Filtering a dictionary based on the first occurence of the value elements

Question

So I have this tricky dictionary of tuples which I want to filter based on the first occurrence of the informative flag in the value elements. If the flag (which is the element occupying the first position of the tuple) is observed in other keys I will only retain only the first key-value pair in which it occurs and subsequent key-value pairs which contain the flag would be skipped.

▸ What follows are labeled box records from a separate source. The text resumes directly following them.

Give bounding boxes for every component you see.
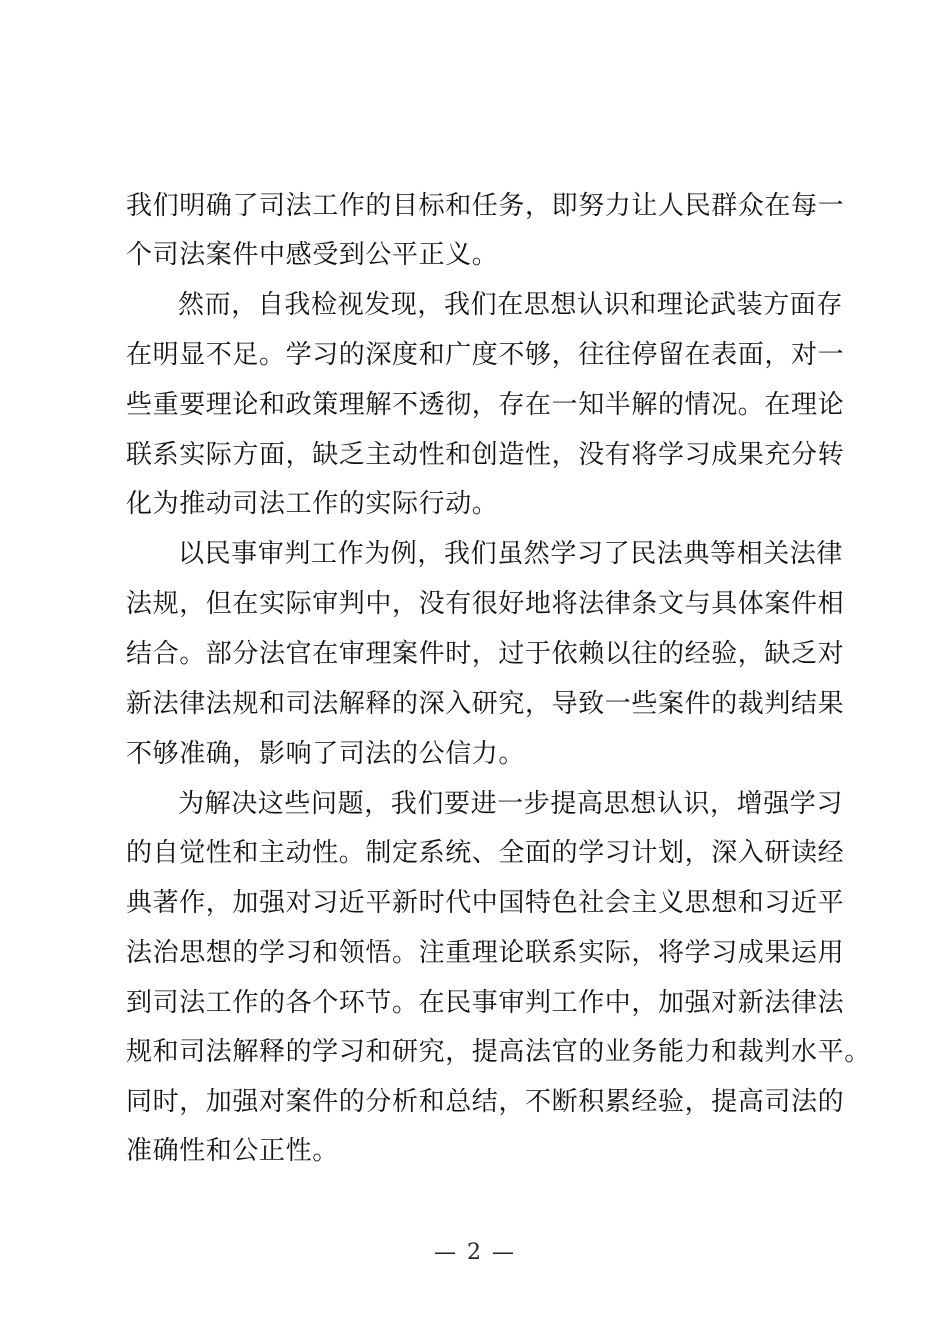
text-line: 些重要理论和政策理解不透彻，存在一知半解的情况。在理论 [126, 390, 845, 420]
text-line: 在明显不足。学习的深度和广度不够，往往停留在表面，对一 [126, 340, 845, 370]
text-line: 规和司法解释的学习和研究，提高法官的业务能力和裁判水平。 [126, 1037, 871, 1067]
paragraph-start-line: 为解决这些问题，我们要进一步提高思想认识，增强学习 [178, 789, 844, 819]
text-line: 同时，加强对案件的分析和总结，不断积累经验，提高司法的 [126, 1087, 845, 1117]
text-line: 法治思想的学习和领悟。注重理论联系实际，将学习成果运用 [126, 938, 845, 968]
page-number: — 2 — [434, 1240, 516, 1265]
text-line: 联系实际方面，缺乏主动性和创造性，没有将学习成果充分转 [126, 440, 845, 470]
text-line: 化为推动司法工作的实际行动。 [126, 489, 499, 519]
paragraph-start-line: 然而，自我检视发现，我们在思想认识和理论武装方面存 [178, 290, 844, 320]
paragraph-start-line: 以民事审判工作为例，我们虽然学习了民法典等相关法律 [178, 539, 844, 569]
text-line: 个司法案件中感受到公平正义。 [126, 240, 499, 270]
text-line: 新法律法规和司法解释的深入研究，导致一些案件的裁判结果 [126, 689, 845, 719]
text-line: 不够准确，影响了司法的公信力。 [126, 739, 526, 769]
text-line: 到司法工作的各个环节。在民事审判工作中，加强对新法律法 [126, 988, 845, 1018]
text-line: 法规，但在实际审判中，没有很好地将法律条文与具体案件相 [126, 589, 845, 619]
text-line: 我们明确了司法工作的目标和任务，即努力让人民群众在每一 [126, 191, 845, 221]
text-line: 的自觉性和主动性。制定系统、全面的学习计划，深入研读经 [126, 838, 845, 868]
text-line: 典著作，加强对习近平新时代中国特色社会主义思想和习近平 [126, 888, 845, 918]
text-line: 结合。部分法官在审理案件时，过于依赖以往的经验，缺乏对 [126, 639, 845, 669]
text-line: 准确性和公正性。 [126, 1136, 339, 1166]
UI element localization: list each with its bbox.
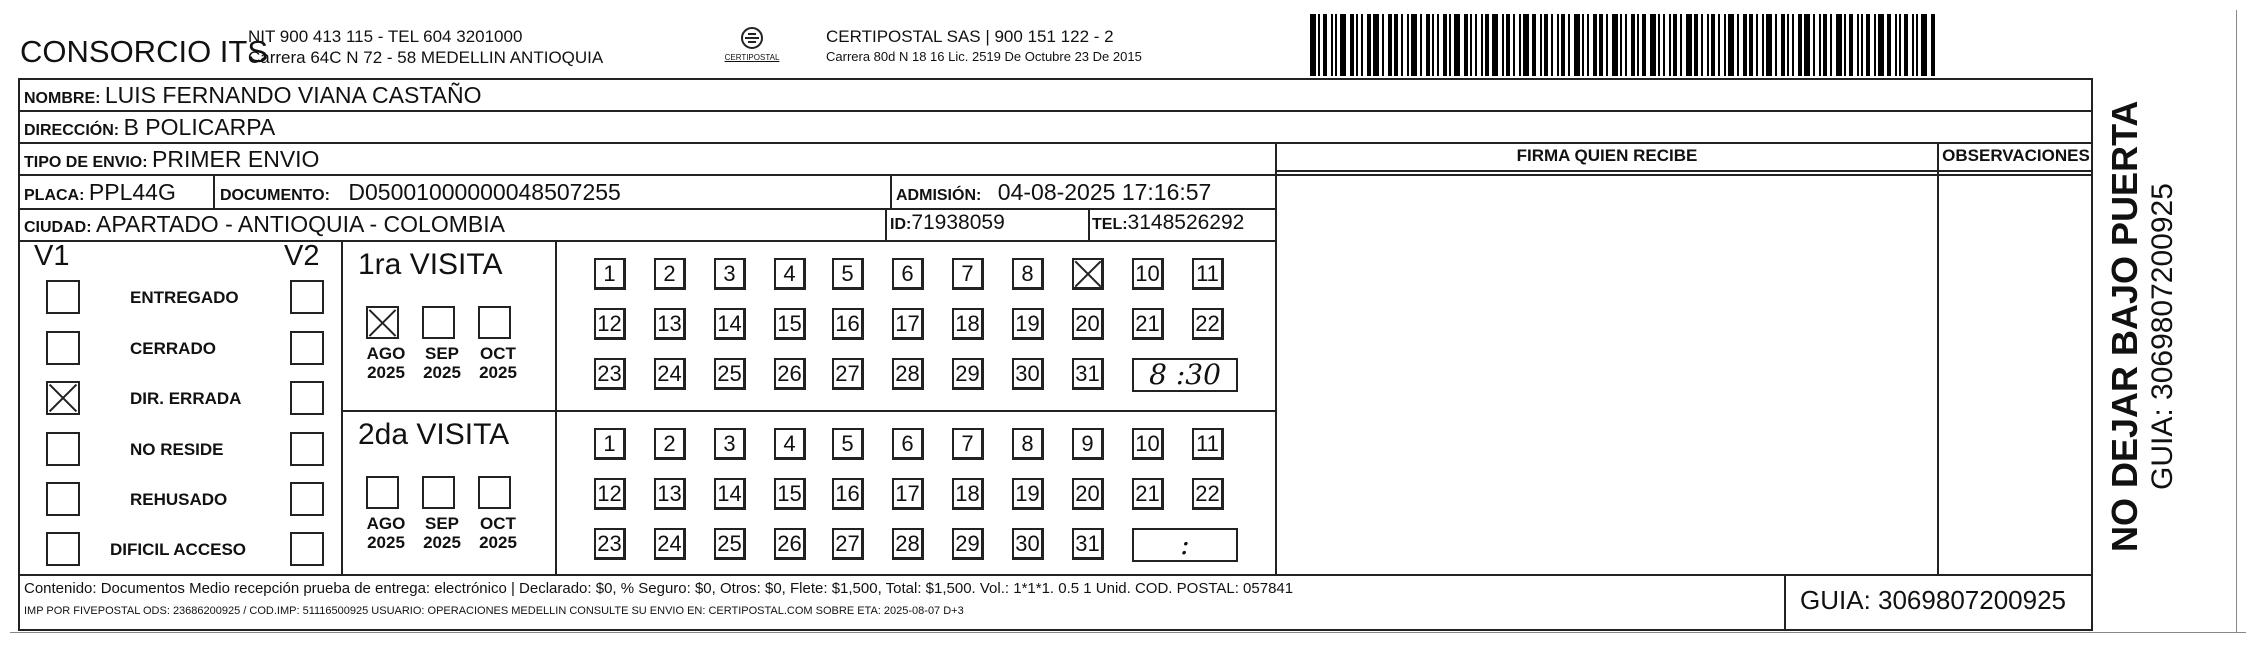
side-tracking-number: GUIA: 3069807200925 <box>2146 183 2179 490</box>
month-name: SEP <box>424 514 460 533</box>
barcode-bar <box>1895 14 1897 76</box>
barcode-bar <box>1449 14 1451 76</box>
courier-info <box>826 26 1142 66</box>
status-v1-checkbox[interactable] <box>46 482 80 516</box>
barcode-bar <box>1437 14 1439 76</box>
barcode-bar <box>1331 14 1333 76</box>
status-v1-checkbox[interactable] <box>46 331 80 365</box>
month-checkbox[interactable] <box>478 476 511 509</box>
day-checkbox[interactable]: 17 <box>892 478 924 510</box>
barcode-bar <box>1540 14 1542 76</box>
courier-logo-icon <box>736 26 768 50</box>
day-checkbox[interactable]: 29 <box>952 358 984 390</box>
month-label <box>416 344 468 382</box>
barcode-bar <box>1792 14 1794 76</box>
day-checkbox[interactable]: 2 <box>654 258 686 290</box>
month-label <box>472 344 524 382</box>
barcode-bar <box>1475 14 1477 76</box>
barcode-bar <box>1756 14 1758 76</box>
status-v2-checkbox[interactable] <box>290 331 324 365</box>
barcode-bar <box>1650 14 1656 76</box>
shipping-label-frame <box>18 78 2093 631</box>
day-checkbox[interactable]: 26 <box>774 528 806 560</box>
day-checkbox[interactable]: 27 <box>832 528 864 560</box>
barcode-bar <box>1673 14 1677 76</box>
id-label: ID: <box>890 216 912 233</box>
barcode-bar <box>1335 14 1337 76</box>
barcode-bar <box>1502 14 1504 76</box>
barcode-bar <box>1798 14 1802 76</box>
month-checkbox[interactable] <box>366 306 399 339</box>
city-label: CIUDAD: <box>24 219 92 236</box>
barcode-bar <box>1830 14 1832 76</box>
barcode-bar <box>1350 14 1354 76</box>
company-address-line: Carrera 64C N 72 - 58 MEDELLIN ANTIOQUIA <box>248 48 604 67</box>
day-checkbox[interactable]: 3 <box>714 428 746 460</box>
city-value: APARTADO - ANTIOQUIA - COLOMBIA <box>96 211 505 237</box>
shipment-type-row <box>24 146 319 173</box>
day-checkbox[interactable]: 13 <box>654 478 686 510</box>
plate-label: PLACA: <box>24 187 85 204</box>
visit-title: 1ra VISITA <box>358 248 503 281</box>
day-checkbox[interactable]: 21 <box>1132 478 1164 510</box>
barcode-bar <box>1857 14 1859 76</box>
barcode-bar <box>1620 14 1622 76</box>
plate-value: PPL44G <box>88 179 176 205</box>
month-label <box>472 514 524 552</box>
barcode-bar <box>1310 14 1316 76</box>
document-cell <box>220 179 621 206</box>
barcode-bar <box>1836 14 1842 76</box>
status-label: REHUSADO <box>130 490 228 509</box>
status-v2-checkbox[interactable] <box>290 381 324 415</box>
barcode-bar <box>1701 14 1703 76</box>
barcode-bar <box>1804 14 1810 76</box>
plate-cell <box>24 179 176 206</box>
month-label <box>360 514 412 552</box>
barcode-bar <box>1813 14 1815 76</box>
status-label: DIFICIL ACCESO <box>110 540 247 559</box>
shipment-type-label: TIPO DE ENVIO: <box>24 154 148 171</box>
day-checkbox[interactable]: 15 <box>774 308 806 340</box>
day-checkbox[interactable]: 25 <box>714 528 746 560</box>
day-checkbox[interactable]: 4 <box>774 428 806 460</box>
barcode-bar <box>1743 14 1747 76</box>
day-checkbox[interactable]: 20 <box>1072 308 1104 340</box>
status-v1-checkbox[interactable] <box>46 280 80 314</box>
status-v2-checkbox[interactable] <box>290 280 324 314</box>
day-checkbox[interactable]: 7 <box>952 428 984 460</box>
day-checkbox[interactable]: 16 <box>832 308 864 340</box>
barcode-bar <box>1356 14 1358 76</box>
barcode-bar <box>1464 14 1468 76</box>
barcode-bar <box>1561 14 1565 76</box>
day-checkbox[interactable]: 18 <box>952 308 984 340</box>
company-name: CONSORCIO ITS <box>20 34 269 69</box>
day-checkbox[interactable]: 20 <box>1072 478 1104 510</box>
day-checkbox[interactable]: 29 <box>952 528 984 560</box>
day-checkbox[interactable]: 12 <box>594 478 626 510</box>
month-checkbox[interactable] <box>478 306 511 339</box>
month-year: 2025 <box>479 533 517 552</box>
barcode-bar <box>1426 14 1430 76</box>
tel-label: TEL: <box>1092 216 1128 233</box>
company-nit-line: NIT 900 413 115 - TEL 604 3201000 <box>248 27 523 46</box>
document-label: DOCUMENTO: <box>220 187 330 204</box>
barcode-bar <box>1849 14 1853 76</box>
barcode-bar <box>1916 14 1918 76</box>
day-checkbox[interactable]: 5 <box>832 428 864 460</box>
barcode-bar <box>1593 14 1597 76</box>
day-checkbox[interactable] <box>1072 258 1104 290</box>
day-checkbox[interactable]: 28 <box>892 528 924 560</box>
day-checkbox[interactable]: 31 <box>1072 358 1104 390</box>
barcode-bar <box>1912 14 1914 76</box>
barcode-bar <box>1728 14 1734 76</box>
barcode-bar <box>1361 14 1363 76</box>
barcode-bar <box>1420 14 1422 76</box>
barcode-bar <box>1931 14 1935 76</box>
address-value: B POLICARPA <box>123 114 276 140</box>
day-checkbox[interactable]: 24 <box>654 358 686 390</box>
month-name: OCT <box>480 514 516 533</box>
barcode-bar <box>1921 14 1927 76</box>
status-v1-checkbox[interactable] <box>46 532 80 566</box>
day-checkbox[interactable]: 21 <box>1132 308 1164 340</box>
day-checkbox[interactable]: 24 <box>654 528 686 560</box>
month-label <box>360 344 412 382</box>
barcode-bar <box>1686 14 1692 76</box>
city-cell <box>24 211 505 238</box>
month-year: 2025 <box>423 363 461 382</box>
day-checkbox[interactable]: 17 <box>892 308 924 340</box>
barcode-bar <box>1411 14 1417 76</box>
barcode-bar <box>1658 14 1660 76</box>
barcode-bar <box>1878 14 1884 76</box>
day-checkbox[interactable]: 23 <box>594 528 626 560</box>
barcode-bar <box>1749 14 1753 76</box>
barcode-bar <box>1781 14 1785 76</box>
day-checkbox[interactable]: 30 <box>1012 528 1044 560</box>
barcode-bar <box>1557 14 1559 76</box>
barcode-bar <box>1631 14 1635 76</box>
status-label: NO RESIDE <box>130 440 224 459</box>
day-checkbox[interactable]: 28 <box>892 358 924 390</box>
courier-nit-line: CERTIPOSTAL SAS | 900 151 122 - 2 <box>826 27 1114 46</box>
barcode-bar <box>1544 14 1548 76</box>
courier-logo <box>722 26 782 62</box>
courier-license-line: Carrera 80d N 18 16 Lic. 2519 De Octubre 23 De 2015 <box>826 49 1142 64</box>
barcode-bar <box>1787 14 1789 76</box>
recipient-name-label: NOMBRE: <box>24 90 101 107</box>
status-v1-checkbox[interactable] <box>46 432 80 466</box>
day-checkbox[interactable]: 6 <box>892 258 924 290</box>
barcode-bar <box>1519 14 1521 76</box>
status-v2-checkbox[interactable] <box>290 532 324 566</box>
id-value: 71938059 <box>911 211 1005 234</box>
tel-value: 3148526292 <box>1127 211 1245 234</box>
barcode-bar <box>1861 14 1863 76</box>
admission-value: 04-08-2025 17:16:57 <box>997 179 1212 205</box>
barcode-bar <box>1323 14 1327 76</box>
day-checkbox[interactable]: 27 <box>832 358 864 390</box>
day-checkbox[interactable]: 26 <box>774 358 806 390</box>
v2-header: V2 <box>284 240 320 272</box>
barcode-bar <box>1443 14 1447 76</box>
status-v1-checkbox[interactable] <box>46 381 80 415</box>
barcode-bar <box>1582 14 1584 76</box>
barcode-bar <box>1904 14 1908 76</box>
day-checkbox[interactable]: 11 <box>1192 428 1224 460</box>
barcode-bar <box>1711 14 1715 76</box>
barcode-bar <box>1574 14 1580 76</box>
barcode-bar <box>1318 14 1320 76</box>
v1-header: V1 <box>34 240 70 272</box>
barcode-bar <box>1680 14 1682 76</box>
content-details: Contenido: Documentos Medio recepción prueba de entrega: electrónico | Declarado: $0, % Seguro: $0, Otros: $0, Flete: $1,500, Total: $1,500. Vol.: 1*1*1. 0.5 1 Unid. COD. POSTAL: 057841 <box>24 580 1294 597</box>
day-checkbox[interactable]: 13 <box>654 308 686 340</box>
status-label: DIR. ERRADA <box>130 389 242 408</box>
admission-label: ADMISIÓN: <box>896 187 982 204</box>
month-checkbox[interactable] <box>366 476 399 509</box>
barcode-bar <box>1642 14 1646 76</box>
day-checkbox[interactable]: 22 <box>1192 308 1224 340</box>
day-checkbox[interactable]: 10 <box>1132 428 1164 460</box>
signature-column-header: FIRMA QUIEN RECIBE <box>1516 146 1698 165</box>
barcode-bar <box>1568 14 1570 76</box>
company-info <box>248 26 603 68</box>
day-checkbox[interactable]: 22 <box>1192 478 1224 510</box>
barcode-bar <box>1625 14 1627 76</box>
barcode-bar <box>1694 14 1698 76</box>
month-checkbox[interactable] <box>422 306 455 339</box>
barcode-bar <box>1407 14 1409 76</box>
day-checkbox[interactable]: 15 <box>774 478 806 510</box>
barcode-bar <box>1866 14 1870 76</box>
barcode-bar <box>1669 14 1671 76</box>
barcode-bar <box>1718 14 1720 76</box>
day-checkbox[interactable]: 6 <box>892 428 924 460</box>
month-name: AGO <box>366 344 406 363</box>
footer-tracking-number: GUIA: 3069807200925 <box>1800 585 2066 615</box>
barcode-bar <box>1587 14 1589 76</box>
barcode-bar <box>1724 14 1726 76</box>
status-label: ENTREGADO <box>130 288 239 307</box>
barcode-bar <box>1401 14 1403 76</box>
barcode-bar <box>1762 14 1764 76</box>
month-name: AGO <box>366 514 406 533</box>
barcode-bar <box>1340 14 1346 76</box>
day-checkbox[interactable]: 1 <box>594 428 626 460</box>
month-label <box>416 514 468 552</box>
barcode-bar <box>1532 14 1536 76</box>
barcode-bar <box>1599 14 1603 76</box>
courier-logo-text: CERTIPOSTAL <box>724 53 780 62</box>
barcode-bar <box>1823 14 1827 76</box>
status-label: CERRADO <box>130 339 216 358</box>
barcode-bar <box>1485 14 1489 76</box>
status-v2-checkbox[interactable] <box>290 482 324 516</box>
print-details: IMP POR FIVEPOSTAL ODS: 23686200925 / COD.IMP: 51116500925 USUARIO: OPERACIONES MEDELLIN CONSULTE SU ENVIO EN: CERTIPOSTAL.COM SOBRE ETA: 2025-08-07 D+3 <box>24 605 964 617</box>
barcode-bar <box>1637 14 1639 76</box>
visit-time-field[interactable]: 8 :30 <box>1132 358 1238 392</box>
day-checkbox[interactable]: 4 <box>774 258 806 290</box>
barcode-bar <box>1819 14 1821 76</box>
day-checkbox[interactable]: 14 <box>714 478 746 510</box>
barcode-bar <box>1388 14 1392 76</box>
barcode-bar <box>1373 14 1379 76</box>
day-checkbox[interactable]: 30 <box>1012 358 1044 390</box>
barcode-bar <box>1844 14 1846 76</box>
day-checkbox[interactable]: 10 <box>1132 258 1164 290</box>
barcode-bar <box>1663 14 1665 76</box>
barcode-bar <box>1523 14 1529 76</box>
barcode-bar <box>1470 14 1472 76</box>
barcode-bar <box>1899 14 1901 76</box>
barcode-bar <box>1454 14 1460 76</box>
day-checkbox[interactable]: 18 <box>952 478 984 510</box>
month-year: 2025 <box>367 533 405 552</box>
day-checkbox[interactable]: 7 <box>952 258 984 290</box>
day-checkbox[interactable]: 12 <box>594 308 626 340</box>
day-checkbox[interactable]: 23 <box>594 358 626 390</box>
day-checkbox[interactable]: 3 <box>714 258 746 290</box>
barcode-bar <box>1612 14 1618 76</box>
barcode-bar <box>1737 14 1739 76</box>
status-v2-checkbox[interactable] <box>290 432 324 466</box>
recipient-name-row <box>24 82 481 109</box>
day-checkbox[interactable]: 31 <box>1072 528 1104 560</box>
visit-title: 2da VISITA <box>358 418 510 451</box>
barcode-bar <box>1492 14 1498 76</box>
day-checkbox[interactable]: 5 <box>832 258 864 290</box>
day-checkbox[interactable]: 8 <box>1012 258 1044 290</box>
cut-line <box>10 632 2246 633</box>
month-checkbox[interactable] <box>422 476 455 509</box>
barcode-bar <box>1887 14 1891 76</box>
barcode-bar <box>1367 14 1371 76</box>
day-checkbox[interactable]: 16 <box>832 478 864 510</box>
barcode-bar <box>1513 14 1515 76</box>
tracking-barcode <box>1310 14 1950 76</box>
day-checkbox[interactable]: 8 <box>1012 428 1044 460</box>
day-checkbox[interactable]: 14 <box>714 308 746 340</box>
cut-line-right <box>2236 10 2237 632</box>
barcode-bar <box>1506 14 1510 76</box>
barcode-bar <box>1382 14 1384 76</box>
barcode-bar <box>1874 14 1876 76</box>
month-year: 2025 <box>479 363 517 382</box>
month-year: 2025 <box>367 363 405 382</box>
day-checkbox[interactable]: 1 <box>594 258 626 290</box>
day-checkbox[interactable]: 2 <box>654 428 686 460</box>
id-cell <box>890 211 1005 235</box>
barcode-bar <box>1551 14 1553 76</box>
day-checkbox[interactable]: 25 <box>714 358 746 390</box>
barcode-bar <box>1606 14 1608 76</box>
day-checkbox[interactable]: 11 <box>1192 258 1224 290</box>
barcode-bar <box>1394 14 1398 76</box>
document-value: D05001000000048507255 <box>348 179 621 205</box>
admission-cell <box>896 179 1211 206</box>
day-checkbox[interactable]: 9 <box>1072 428 1104 460</box>
month-year: 2025 <box>423 533 461 552</box>
do-not-leave-under-door-warning: NO DEJAR BAJO PUERTA <box>2104 100 2145 552</box>
tel-cell <box>1092 211 1244 235</box>
barcode-bar <box>1707 14 1709 76</box>
barcode-bar <box>1775 14 1777 76</box>
visit-time-field[interactable]: : <box>1132 528 1238 562</box>
address-row <box>24 114 275 141</box>
barcode-bar <box>1766 14 1772 76</box>
barcode-bar <box>1481 14 1483 76</box>
day-checkbox[interactable]: 19 <box>1012 478 1044 510</box>
month-name: SEP <box>424 344 460 363</box>
observations-column-header: OBSERVACIONES <box>1942 146 2090 165</box>
shipment-type-value: PRIMER ENVIO <box>152 146 320 172</box>
month-name: OCT <box>480 344 516 363</box>
barcode-bar <box>1432 14 1434 76</box>
address-label: DIRECCIÓN: <box>24 122 120 139</box>
recipient-name: LUIS FERNANDO VIANA CASTAÑO <box>104 82 482 108</box>
day-checkbox[interactable]: 19 <box>1012 308 1044 340</box>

old_dict = {'abc':[('abc', '1', '5'), ('def', '1', '5'), ('abcd', '2', '5')],
            'def':[('abc', '2', '5'), ('def', '1', '5'), ('abcd', '1', '5')],
            'ghi':[('ghi', '1', '5'), ('jkl', '1', '4'), ('mno', '2', '4')]}

I have struggled with a lot of attempts and this latest attempt does not produce anything meaningful.

flgset = set()
new_dict = {}

for elem, tp in old_dict.items():
       for flg in tp:
              flgset.add(flg[0])

counter = 0
for elem, tp in old_dict.items():
       for (item1, item2, item3) in tp:
              for flg in flgset:
                     if flg == item1:
                            counter = 1
                            new_dict[elem] = [(item1, item2, item3)]
                            break

Expected results should be:

new_dict = {'abc':[('abc', '1', '5'), ('def', '1', '5'), ('abcd', '2', '5')],
            'ghi':[('ghi', '1', '5'), ('jkl', '1', '4'), ('mno', '2', '4')]}

Thanks in advance.

Answer 1

Others may have more efficient ways to do this, but here's one solution that incorporates your intuitions that you need to loop over old_dict items and use a set:

for key, val in old_dict.items():
    if val[0][0] not in set([v[0][0] for v in new_dict.values()]):
        new_dict.update({key: val})

Here's a brief explanation of what's going on: First, val[0][0] is the "informative flag" from your dictionary entry (i.e. the first item of the first tuple in the entry list). set([v[0][0] for v in new_dict.values()]) will give you the unique values of that flag in your new dictionary. The inner part is a list comprehension to get all the "flags" and then set will give a unique list. The last line just uses the update method to append to it.

REVISED ANSWER

@VinayPai raises two important issues below in the comments. First, this code is inefficient because it reconstructs the test set each time. Here's the more efficient way he suggests:

flag_list = set()
for key, val in old_dict.items():
    if val[0][0] not in flag_list:
        new_dict.update({key: val})
        flag_list.add(val[0][0])

The second issue is that this will produce inconsistent results because dictionaries are not ordered. One possible solution is to use an OrderedDict. But as @SyntaxVoid suggests, this is only necessary if you're using Python3.5 or earlier (here is a great answer discussing the change). If you can create your data in this fashion, it would solve the problem:

from collections import OrderedDict
old_dict = OrderedDict{'abc':[('abc', '1', '5'), ('def', '1', '5'), ('abcd', '2', '5')],
                       'def':[('abc', '2', '5'), ('def', '1', '5'), ('abcd', '1', '5')],
                       'ghi':[('ghi', '1', '5'), ('jkl', '1', '4'), ('mno', '2', '4')]}

Answer 2

If i get you correctly, the following should do what you want:

flgset = set()
new_dict = {}

for k, tuple_list in old_dict.items():

    # if the key is not in flgset, just keep the k, tuple_list pair
    if k not in flgset:
        new_dict[k] = tuple_list

        # update the elements into flgset
        # item in this case is ('abc', '2', '5'), 
        # since you only want to add the first element, use item[0]
        for item in tuple_list:
            flgset.add(item[0])

Output as such:

new_dict = {'abc': [('abc', '1', '5'), ('def', '1', '5'), ('abcd', '2', '5')],
            'ghi': [('ghi', '1', '5'), ('jkl', '1', '4'), ('mno', '2', '4')]}

flgset = {'abc', 'abcd', 'def', 'ghi', 'jkl', 'mno'}